個人投資家が2009年7月末時点で、3か月後の日経平均株価を予測したところ、71.8%が「上昇する」と答えたことが、野村証券金融経済研究所の調べでわかった。8月30日の衆院選を経て、大勢は民主党政権の誕生を織り込んでの予測だが、自民党が政権を維持したら、株価はどう動くのだろうか。
「変化」を求めれば株価上昇
8月30日に迫った衆院選は「政権交代」選挙とされる。いまのところ、民主党の優勢が伝えられ、自民・公明の与党がどこまで踏ん張れるか、が焦点になっている。
過去の選挙で自民党がもっとも大きな敗北を喫したのは1993年7月の衆院選。自民党は過半数割れして下野、細川内閣が誕生したときだ。ところが、株価は一時的に上昇したものの、しばらくすると政権の不安定さが露見してジリ貧に陥った。
基本的に、不景気のときの選挙は自民党に不利に働く。好景気のときは現状維持を望み、不景気のときは「変化」を望む人が増えるからだ。それもあって、細川内閣が誕生した際も当初は大きな期待が寄せられたのだが、結局景気が上向くまでに5か月を要した。 「不景気→自民圧勝」の例外は、自民党でありながら「自民党をぶちこわす」とほえて選挙に臨んだ2005年9月の小泉内閣の衆院選。大和総研の調べによると、株価は衆院解散時に一時的に下げたが、選挙後すぐに上昇し60日(営業日)を過ぎても上がった。
民主党の政策は即効性に欠く
日経平均株価は8月に入っても1万円台をキープしている。8月17日は3日ぶりの大幅反落となったが、終値は前日比328円72銭安の1万268円61銭だった。大手証券の関係者は「一時的なもので上昇基調に変わりはない」と話している。
いまの株価は、エコカー減税やエコポイント制度の導入などの麻生内閣の経済対策が効を奏している。

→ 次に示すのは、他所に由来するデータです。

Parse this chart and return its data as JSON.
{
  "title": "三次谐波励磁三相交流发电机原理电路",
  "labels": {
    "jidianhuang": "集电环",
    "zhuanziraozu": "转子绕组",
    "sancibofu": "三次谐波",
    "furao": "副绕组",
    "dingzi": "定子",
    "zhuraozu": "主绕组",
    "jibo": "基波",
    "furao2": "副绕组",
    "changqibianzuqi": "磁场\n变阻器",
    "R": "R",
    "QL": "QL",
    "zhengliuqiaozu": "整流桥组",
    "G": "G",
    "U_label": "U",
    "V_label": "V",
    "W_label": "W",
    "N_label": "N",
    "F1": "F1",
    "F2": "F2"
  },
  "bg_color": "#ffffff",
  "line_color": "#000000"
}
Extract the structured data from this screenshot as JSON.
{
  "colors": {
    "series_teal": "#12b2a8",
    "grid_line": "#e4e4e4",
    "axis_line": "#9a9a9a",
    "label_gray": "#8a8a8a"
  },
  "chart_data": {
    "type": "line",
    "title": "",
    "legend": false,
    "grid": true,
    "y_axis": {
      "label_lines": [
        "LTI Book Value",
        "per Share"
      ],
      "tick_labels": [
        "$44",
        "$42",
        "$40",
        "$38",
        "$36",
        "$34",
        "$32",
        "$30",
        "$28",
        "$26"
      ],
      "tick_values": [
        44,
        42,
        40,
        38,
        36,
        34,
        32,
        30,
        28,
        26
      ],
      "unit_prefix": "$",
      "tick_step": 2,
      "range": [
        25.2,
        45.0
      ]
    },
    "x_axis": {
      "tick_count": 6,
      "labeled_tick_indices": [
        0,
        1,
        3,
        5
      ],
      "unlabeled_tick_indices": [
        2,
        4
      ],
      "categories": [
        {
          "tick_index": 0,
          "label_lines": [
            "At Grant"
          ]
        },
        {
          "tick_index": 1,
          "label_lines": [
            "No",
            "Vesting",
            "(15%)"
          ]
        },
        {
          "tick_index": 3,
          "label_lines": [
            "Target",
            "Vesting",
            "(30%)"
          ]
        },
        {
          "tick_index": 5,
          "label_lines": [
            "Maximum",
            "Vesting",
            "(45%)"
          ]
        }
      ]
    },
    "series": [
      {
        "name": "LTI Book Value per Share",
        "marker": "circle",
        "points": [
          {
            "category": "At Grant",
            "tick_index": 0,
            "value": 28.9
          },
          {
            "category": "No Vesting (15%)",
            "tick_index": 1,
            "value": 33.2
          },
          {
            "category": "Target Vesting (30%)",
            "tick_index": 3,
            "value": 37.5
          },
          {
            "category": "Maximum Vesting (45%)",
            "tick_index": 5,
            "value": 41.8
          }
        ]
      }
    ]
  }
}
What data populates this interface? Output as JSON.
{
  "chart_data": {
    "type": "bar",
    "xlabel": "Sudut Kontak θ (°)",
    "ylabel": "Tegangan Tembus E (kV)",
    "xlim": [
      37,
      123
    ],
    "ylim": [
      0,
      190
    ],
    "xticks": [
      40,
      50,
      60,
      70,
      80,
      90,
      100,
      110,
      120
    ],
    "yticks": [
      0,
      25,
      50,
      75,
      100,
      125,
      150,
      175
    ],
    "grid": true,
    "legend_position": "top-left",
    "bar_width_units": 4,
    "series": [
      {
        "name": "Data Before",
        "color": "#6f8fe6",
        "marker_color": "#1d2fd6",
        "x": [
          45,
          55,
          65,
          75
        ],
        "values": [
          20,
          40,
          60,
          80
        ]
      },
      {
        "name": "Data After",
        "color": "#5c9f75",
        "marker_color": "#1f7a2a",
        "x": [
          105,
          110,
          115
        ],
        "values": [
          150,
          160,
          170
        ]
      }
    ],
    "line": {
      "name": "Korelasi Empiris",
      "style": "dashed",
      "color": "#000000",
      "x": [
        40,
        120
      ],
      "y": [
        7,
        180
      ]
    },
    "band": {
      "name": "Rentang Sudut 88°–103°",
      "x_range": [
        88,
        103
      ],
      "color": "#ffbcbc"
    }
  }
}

政府閣僚による景気の「底入れ宣言」もあった。マーケットには外国人投資家も戻ってきて、7月の買い越し額は08年5月以来の1兆円超となるなど、明るい兆しにある。
こうした株価の動きはすでに「民主圧勝」を織り込んだものといわれているが、麻生内閣の成果といえなくもない。自民党が政権を維持したら、株価はどう動くのだろう――。
第一生命経済研究所の主席エコノミスト・嶌峰義清氏は、衆院選自体が大きく株価を揺さぶることは考えにくいと前置きして、こう観測する。「景気が予想以上に弱いとの見方から、追加の経済対策がポイントになるでしょう」。
最近の景気の回復ぶりをみても明らかなように、エコカー減税のような「買わないと恩恵がない」政策は消費を刺激しやすいが、定額給付金のような「買わなくても恩恵に与れる」政策は、需要の刺激効果がいま一つ。民主党の提唱する育児給付金などは後者にあたる。
嶌峰氏は「民主党の政策は即効性に乏しいといえ、株価が軟調に推移するかもしれません」とみている。
自民党の政権維持は、いわば「サプライズ」。ただし、安定感や当座の景気対策への信頼感など「手堅い」面がある。足元で株式を売買している人の多くが、短期投資を中心とする外国人投資家なので、「自民党の政権維持ならば、一たんは株価の上昇要因になる」という。